Paul Nurse was two years above Portillo. He went on to become Sir Paul, the Nobel prize-winning president of the Royal Society.Location, location, location
House music DJ Judge Jules says it wasn't what was taught in the classroom that made many pupils in his former school successful; it was down to its location in a middle-class area. He says it meant there were a high proportion of "pushy parents".
He went to Highgate Wood comprehensive in north London, as did the BBC's business editor Robert Peston, DJ and singer Sonique, former England footballer Laurie Cunningham and fashion designer Ozwald Boateng.
Jules says his parents expected a lot from him academically, which was typical for his "suburban" area. He got into DJing while he was studying law at university.

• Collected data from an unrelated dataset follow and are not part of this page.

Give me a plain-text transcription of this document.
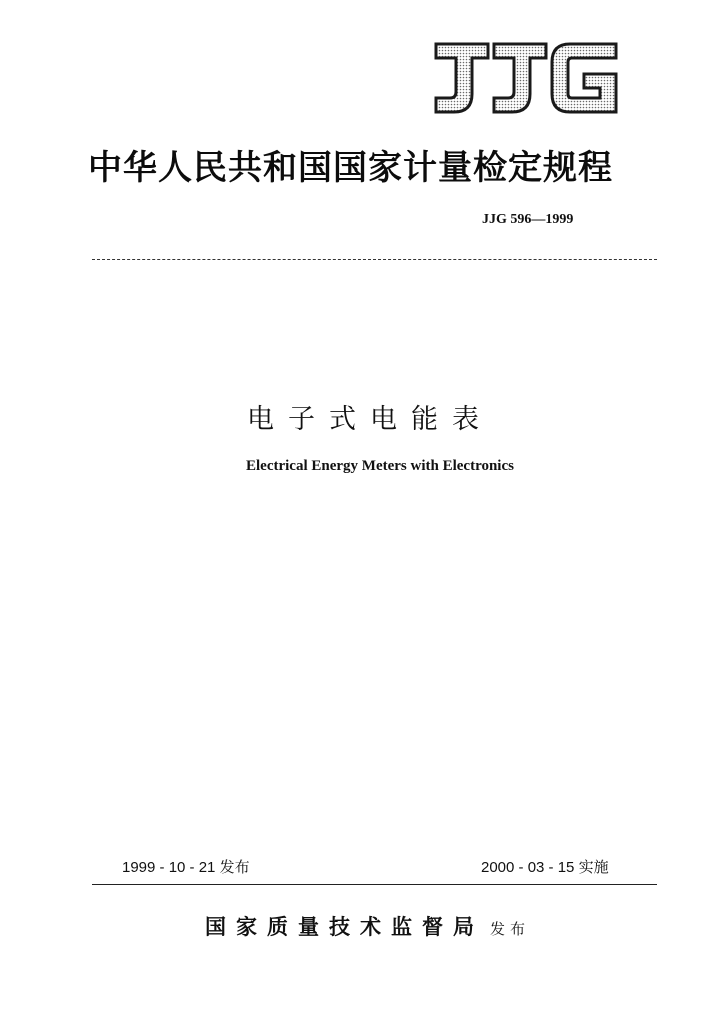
中华人民共和国国家计量检定规程
JJG 596—1999
电子式电能表
Electrical Energy Meters with Electronics
1999 - 10 - 21 发布	2000 - 03 - 15 实施
国家质量技术监督局 发布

But for the former chief inspector of schools, Chris Woodhead, the main determinant of a successful school with a healthy output of golden alumni is the head teacher.
He picks out Elizabeth Sidwell. Currently England's schools commissioner, Dr Sidwell was the headteacher at Haberdashers' Aske's Hatcham College in New Cross, south-east London. The alumni of this school include newsreader Fiona Bruce, footballer Shaun Wright-Phillips and singer-songwriter Katy B.
It would seem, anecdotally at least, that many of these "celebrity schools" are in London. That might be down to anything from the economic dominance of the capital to the fact that many of the great and good gravitate there and so school their children there.
What is clear is that there are plenty of diverse opinions on why schools might produce famous alumni, often from the alumni themselves, but nobody can really establish a formula for a good school.
In the end, it might all be coincidence.